Cada autor explica los misterios del oficio a su manera, con metáforas que hablan de rapto y liviandad o bien de resuello, sudor, desolladuras. Edith Wharton comparaba la escritura con la administración de una fortuna: la balanza entre contención y gasto, sin degenerar en la avaricia o el despilfarro, exprimiendo cada idea hasta la última gota de oro. Todo es un asunto de inversión: tiempo, paciencia, estudio, pensamiento, vida.

Bendita elipsis

En el ensayo ‘Viure escrivint’ (L’Altra Editorial), Annie Dillard ofrece un castillo de fuegos artificiales, un gran ramillete de imágenes sobre el asunto de escribir, entre ellas el símil de un combate cuerpo a cuerpo entre un indio seminola, desnudo y desarmado, y un caimán hambriento, capaz de tumbarlo de un coletazo. El libro, por cierto, lo prologa Vicenç Pagès Jordà —otra pérdida a deshoras—, quien resume en el texto su aprendizaje literario en 39 consejos como zafiros azules (“Les el.lipsis no cansen el lector, y estalvien feina a l’autor”).
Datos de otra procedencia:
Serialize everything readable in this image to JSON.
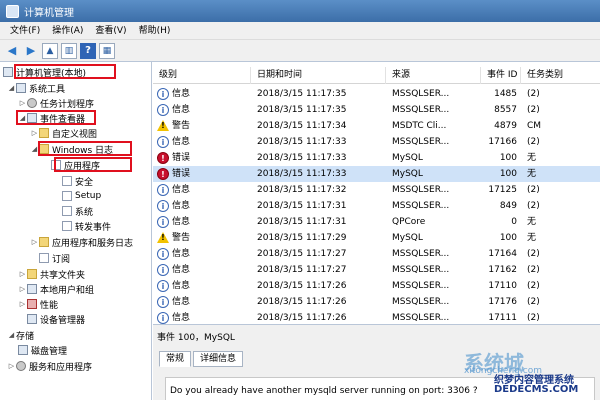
{
  "window": {
    "title": "计算机管理"
  },
  "menu": [
    "文件(F)",
    "操作(A)",
    "查看(V)",
    "帮助(H)"
  ],
  "tree": {
    "root": "计算机管理(本地)",
    "system_tools": "系统工具",
    "task_scheduler": "任务计划程序",
    "event_viewer": "事件查看器",
    "custom_views": "自定义视图",
    "windows_logs": "Windows 日志",
    "application": "应用程序",
    "security": "安全",
    "setup": "Setup",
    "system": "系统",
    "forwarded_events": "转发事件",
    "app_service_logs": "应用程序和服务日志",
    "subscriptions": "订阅",
    "shared_folders": "共享文件夹",
    "local_users_groups": "本地用户和组",
    "performance": "性能",
    "device_manager": "设备管理器",
    "storage": "存储",
    "disk_management": "磁盘管理",
    "services_apps": "服务和应用程序"
  },
  "columns": [
    "级别",
    "日期和时间",
    "来源",
    "事件 ID",
    "任务类别"
  ],
  "events": [
    {
      "level": "信息",
      "type": "info",
      "datetime": "2018/3/15 11:17:35",
      "source": "MSSQLSER...",
      "id": "1485",
      "category": "(2)"
    },
    {
      "level": "信息",
      "type": "info",
      "datetime": "2018/3/15 11:17:35",
      "source": "MSSQLSER...",
      "id": "8557",
      "category": "(2)"
    },
    {
      "level": "警告",
      "type": "warn",
      "datetime": "2018/3/15 11:17:34",
      "source": "MSDTC Cli...",
      "id": "4879",
      "category": "CM"
    },
    {
      "level": "信息",
      "type": "info",
      "datetime": "2018/3/15 11:17:33",
      "source": "MSSQLSER...",
      "id": "17166",
      "category": "(2)"
    },
    {
      "level": "错误",
      "type": "err",
      "datetime": "2018/3/15 11:17:33",
      "source": "MySQL",
      "id": "100",
      "category": "无"
    },
    {
      "level": "错误",
      "type": "err",
      "datetime": "2018/3/15 11:17:33",
      "source": "MySQL",
      "id": "100",
      "category": "无"
    },
    {
      "level": "信息",
      "type": "info",
      "datetime": "2018/3/15 11:17:32",
      "source": "MSSQLSER...",
      "id": "17125",
      "category": "(2)"
    },
    {
      "level": "信息",
      "type": "info",
      "datetime": "2018/3/15 11:17:31",
      "source": "MSSQLSER...",
      "id": "849",
      "category": "(2)"
    },
    {
      "level": "信息",
      "type": "info",
      "datetime": "2018/3/15 11:17:31",
      "source": "QPCore",
      "id": "0",
      "category": "无"
    },
    {
      "level": "警告",
      "type": "warn",
      "datetime": "2018/3/15 11:17:29",
      "source": "MySQL",
      "id": "100",
      "category": "无"
    },
    {
      "level": "信息",
      "type": "info",
      "datetime": "2018/3/15 11:17:27",
      "source": "MSSQLSER...",
      "id": "17164",
      "category": "(2)"
    },
    {
      "level": "信息",
      "type": "info",
      "datetime": "2018/3/15 11:17:27",
      "source": "MSSQLSER...",
      "id": "17162",
      "category": "(2)"
    },
    {
      "level": "信息",
      "type": "info",
      "datetime": "2018/3/15 11:17:26",
      "source": "MSSQLSER...",
      "id": "17110",
      "category": "(2)"
    },
    {
      "level": "信息",
      "type": "info",
      "datetime": "2018/3/15 11:17:26",
      "source": "MSSQLSER...",
      "id": "17176",
      "category": "(2)"
    },
    {
      "level": "信息",
      "type": "info",
      "datetime": "2018/3/15 11:17:26",
      "source": "MSSQLSER...",
      "id": "17111",
      "category": "(2)"
    }
  ],
  "detail": {
    "title": "事件 100，MySQL",
    "tab_general": "常规",
    "tab_details": "详细信息",
    "description": "Do you already have another mysqld server running on port: 3306 ?"
  },
  "watermark": {
    "logo": "系统城",
    "domain": "xitongcheng.com",
    "site_name": "织梦内容管理系统",
    "site_url": "DEDECMS.COM"
  }
}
Con todo, hace unos pocos meses, escuché una de las respuestas más divertidas e inteligentes —tal vez la más honesta— a la pregunta de cómo diablos se las apaña uno en el laberinto de la escritura. Héctor Abad Faciolince salió del apuro con un gracejo muy colombiano: “Si uno empieza a mirar cómo camina, se daña el ‘caminao’”. A cien metros de altura, el funambulista bastante tiene con desplazarse elegantemente sobre la cuerda, sin más sostén que su propio equilibrio y el cálculo de sus pasos. También, su miedo.